While re-entry testing will be required for unvaccinated students and students who live on campus (regardless of vaccination status), campus officials told CBS 17 Friday that weekly asymptomatic testing will not be mandatory this spring.
Last semester, unvaccinated students were required to participate in weekly asymptomatic testing and no appointments were needed through the Carolina Together Testing Program.
CBS 17 asked campus officials why the university had decided to stop weekly COVID-19 testing.
In an email, campus officials said from what they understand from the Orange County Health Department and public health officials, asymptomatic testing has “limited utility” given the short incubation period and high transmission rate for the omicron variant of COVID-19.
Because of that, campus officials said testing at the Carolina Together testing program will now be by appointment only via a web-based application called Hall Pass.
UNC Ph.D. student Aaron Pattillo-Lunt said he has concerns about the university’s decision to reduce testing through the Carolina Together testing program.
“I’m just concerned that health is not at the forefront of decisions being made,” Pattillo-Lunt said.
Pattillo-Lunt said even though he was fully vaccinated last semester, he would still get weekly tests on campus for COVID just as a precaution.
Now that testing will be reduced to appointment only, he’s concerned he won’t be able to do the same thing this spring.
“This is a lot of students to converge in a really small town,” Pattillo-Lunt said. “With the new information that they’re going to reduce testing to appointment only, I think is pretty concerning. It would seem like testing should be ramped up, rather ramped down.”
In addition to the new information about testing, the university also announced Friday that they’ll be allowing deans of the different departments to decide if the mode of instruction for certain classes should be changed to remote.
Students will be notified by their professors if there will be any changes made to their classes.

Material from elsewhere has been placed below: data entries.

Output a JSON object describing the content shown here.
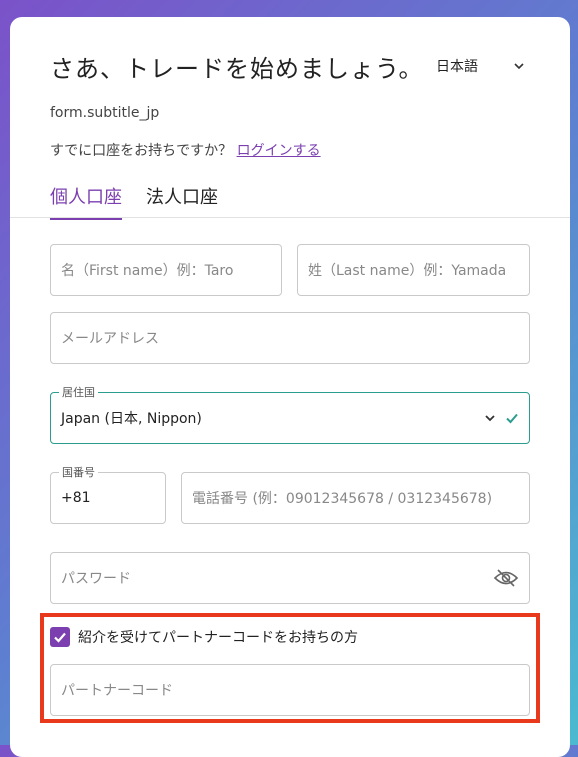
{
  "header": {
    "title": "さあ、トレードを始めましょう。",
    "language": "日本語",
    "subtitle": "form.subtitle_jp",
    "login_prompt": "すでに口座をお持ちですか？",
    "login_link": "ログインする"
  },
  "tabs": [
    {
      "label": "個人口座",
      "active": true
    },
    {
      "label": "法人口座",
      "active": false
    }
  ],
  "form": {
    "first_name_placeholder": "名（First name）例：Taro",
    "last_name_placeholder": "姓（Last name）例：Yamada",
    "email_placeholder": "メールアドレス",
    "country_label": "居住国",
    "country_value": "Japan (日本, Nippon)",
    "country_code_label": "国番号",
    "country_code_value": "+81",
    "phone_placeholder": "電話番号 (例：09012345678 / 0312345678)",
    "password_placeholder": "パスワード",
    "partner_checkbox_label": "紹介を受けてパートナーコードをお持ちの方",
    "partner_checkbox_checked": true,
    "partner_code_placeholder": "パートナーコード"
  },
  "colors": {
    "accent": "#7b3fb0",
    "valid": "#2a9d8f",
    "highlight": "#e8391c"
  }
}
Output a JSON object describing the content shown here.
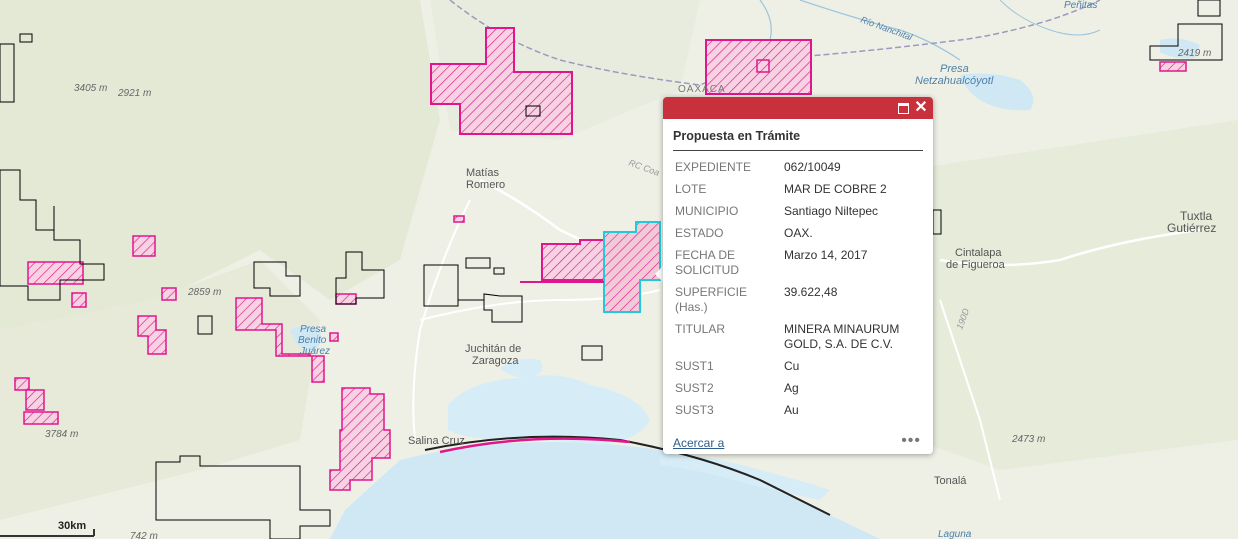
{
  "map": {
    "colors": {
      "land": "#eef0e6",
      "sea": "#cfe8f4",
      "concession_pending": "#e0168c",
      "concession_granted": "#000000",
      "selected": "#22c8dc",
      "state_border": "#9a9ac0"
    },
    "labels": {
      "oaxaca": "OAXACA",
      "matias_1": "Matías",
      "matias_2": "Romero",
      "juchitan_1": "Juchitán de",
      "juchitan_2": "Zaragoza",
      "salina_cruz": "Salina Cruz",
      "tuxtla_1": "Tuxtla",
      "tuxtla_2": "Gutiérrez",
      "cintalapa_1": "Cintalapa",
      "cintalapa_2": "de Figueroa",
      "tonala": "Tonalá",
      "presa_netza_1": "Presa",
      "presa_netza_2": "Netzahualcóyotl",
      "presa_benito_1": "Presa",
      "presa_benito_2": "Benito",
      "presa_benito_3": "Juárez",
      "rio_nanchital": "Río Nanchital",
      "penitas": "Peñitas",
      "laguna": "Laguna",
      "elev_3405": "3405 m",
      "elev_2921": "2921 m",
      "elev_2859": "2859 m",
      "elev_3784": "3784 m",
      "elev_742": "742 m",
      "elev_2419": "2419 m",
      "elev_2473": "2473 m",
      "road_190d": "190D",
      "road_rc": "RC Coa"
    }
  },
  "popup": {
    "title": "Propuesta en Trámite",
    "attributes": [
      {
        "key": "EXPEDIENTE",
        "value": "062/10049"
      },
      {
        "key": "LOTE",
        "value": "MAR DE COBRE 2"
      },
      {
        "key": "MUNICIPIO",
        "value": "Santiago Niltepec"
      },
      {
        "key": "ESTADO",
        "value": "OAX."
      },
      {
        "key": "FECHA DE SOLICITUD",
        "value": "Marzo 14, 2017"
      },
      {
        "key": "SUPERFICIE (Has.)",
        "value": "39.622,48"
      },
      {
        "key": "TITULAR",
        "value": "MINERA MINAURUM GOLD, S.A. DE C.V."
      },
      {
        "key": "SUST1",
        "value": "Cu"
      },
      {
        "key": "SUST2",
        "value": "Ag"
      },
      {
        "key": "SUST3",
        "value": "Au"
      }
    ],
    "zoom_label": "Acercar a",
    "more_label": "•••",
    "maximize_icon": "maximize-icon",
    "close_icon": "close-icon"
  },
  "scalebar": {
    "label": "30km"
  }
}
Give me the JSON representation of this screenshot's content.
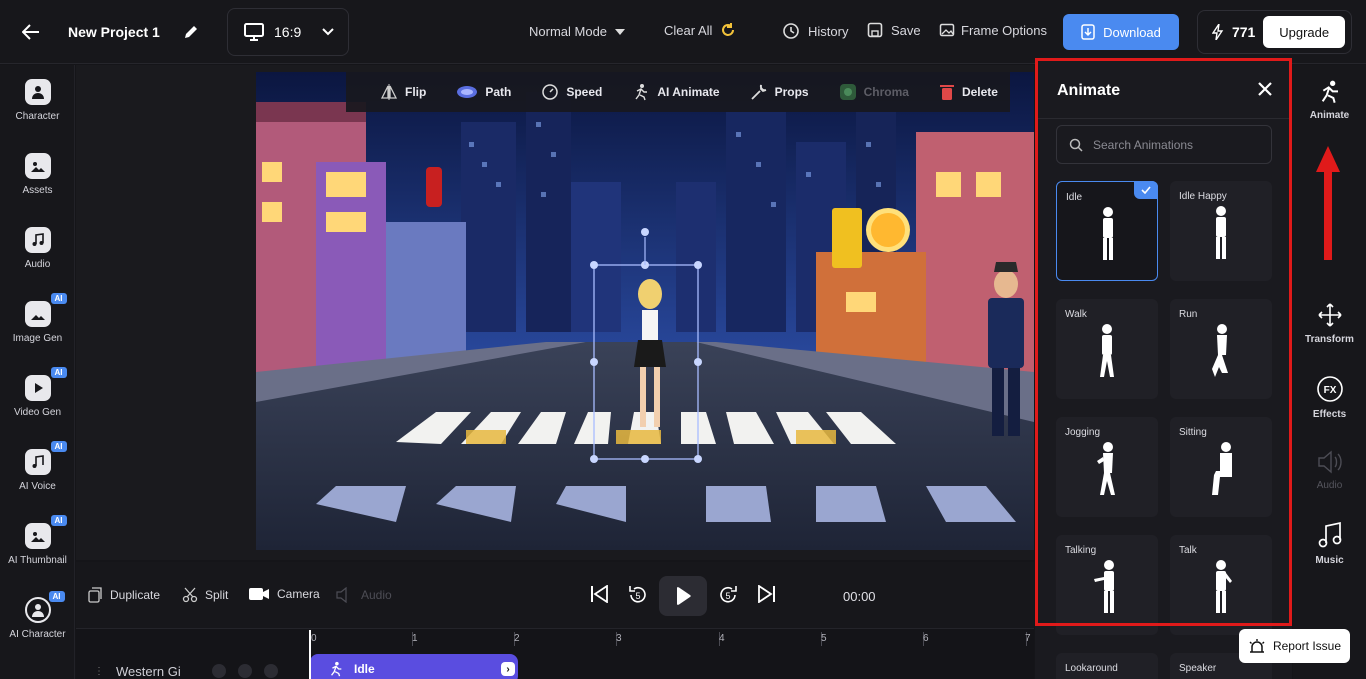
{
  "header": {
    "project_title": "New Project 1",
    "aspect_ratio": "16:9",
    "mode": "Normal Mode",
    "clear_all": "Clear All",
    "history": "History",
    "save": "Save",
    "frame_options": "Frame Options",
    "download": "Download",
    "credits": "771",
    "upgrade": "Upgrade"
  },
  "left_sidebar": {
    "items": [
      {
        "label": "Character",
        "icon": "character-icon",
        "ai": false
      },
      {
        "label": "Assets",
        "icon": "assets-icon",
        "ai": false
      },
      {
        "label": "Audio",
        "icon": "music-note-icon",
        "ai": false
      },
      {
        "label": "Image Gen",
        "icon": "image-gen-icon",
        "ai": true
      },
      {
        "label": "Video Gen",
        "icon": "video-gen-icon",
        "ai": true
      },
      {
        "label": "AI Voice",
        "icon": "ai-voice-icon",
        "ai": true
      },
      {
        "label": "AI Thumbnail",
        "icon": "ai-thumbnail-icon",
        "ai": true
      },
      {
        "label": "AI Character",
        "icon": "ai-character-icon",
        "ai": true
      }
    ],
    "ai_badge": "AI"
  },
  "canvas_toolbar": {
    "flip": "Flip",
    "path": "Path",
    "speed": "Speed",
    "ai_animate": "AI Animate",
    "props": "Props",
    "chroma": "Chroma",
    "delete": "Delete"
  },
  "timeline_controls": {
    "duplicate": "Duplicate",
    "split": "Split",
    "camera": "Camera",
    "audio": "Audio",
    "rewind_seconds": "5",
    "forward_seconds": "5",
    "timecode": "00:00"
  },
  "timeline": {
    "ruler": [
      "0",
      "1",
      "2",
      "3",
      "4",
      "5",
      "6",
      "7"
    ],
    "track_name": "Western Gi",
    "clip_label": "Idle"
  },
  "animate_panel": {
    "title": "Animate",
    "search_placeholder": "Search Animations",
    "animations": [
      {
        "name": "Idle",
        "selected": true
      },
      {
        "name": "Idle Happy",
        "selected": false
      },
      {
        "name": "Walk",
        "selected": false
      },
      {
        "name": "Run",
        "selected": false
      },
      {
        "name": "Jogging",
        "selected": false
      },
      {
        "name": "Sitting",
        "selected": false
      },
      {
        "name": "Talking",
        "selected": false
      },
      {
        "name": "Talk",
        "selected": false
      },
      {
        "name": "Lookaround",
        "selected": false
      },
      {
        "name": "Speaker",
        "selected": false
      }
    ]
  },
  "right_sidebar": {
    "items": [
      {
        "label": "Animate",
        "icon": "running-figure-icon",
        "active": true,
        "disabled": false
      },
      {
        "label": "Transform",
        "icon": "move-arrows-icon",
        "active": false,
        "disabled": false
      },
      {
        "label": "Effects",
        "icon": "fx-icon",
        "active": false,
        "disabled": false
      },
      {
        "label": "Audio",
        "icon": "speaker-icon",
        "active": false,
        "disabled": true
      },
      {
        "label": "Music",
        "icon": "music-note-icon",
        "active": false,
        "disabled": false
      }
    ]
  },
  "report_issue": "Report Issue",
  "colors": {
    "accent": "#4a8af0",
    "highlight_box": "#e01a1a",
    "background": "#151519"
  }
}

UNC sophomore D.J. Murphy said he feels safe returning to class this spring and he is hoping all of his classes will be in person.
“I’m fully vaccinated and I received my booster over a month ago,” Murphy said. “We’ve got to move on. The virus is going to be around, so we’ve just got to see past it at this point.”
UNC’s Faculty Executive Committee scheduled a meeting for Friday afternoon at 1 p.m. to discuss plans for the spring semester. But that meeting was canceled hours before it was supposed to take place.
Mimi Chapman, chair of the committee, told CBS 17 over the phone that they canceled the meeting because the university answered a lot of their questions in the announcement UNC posted on social media pages on Friday morning.
Pattillo-Lunt said he thinks the university should be more open about the decisions that are being made regarding the plans for the spring semester.
“I think there’s been a significant lack of transparency as to how decisions are being made, which is concerning,” Pattillo-Lunt said.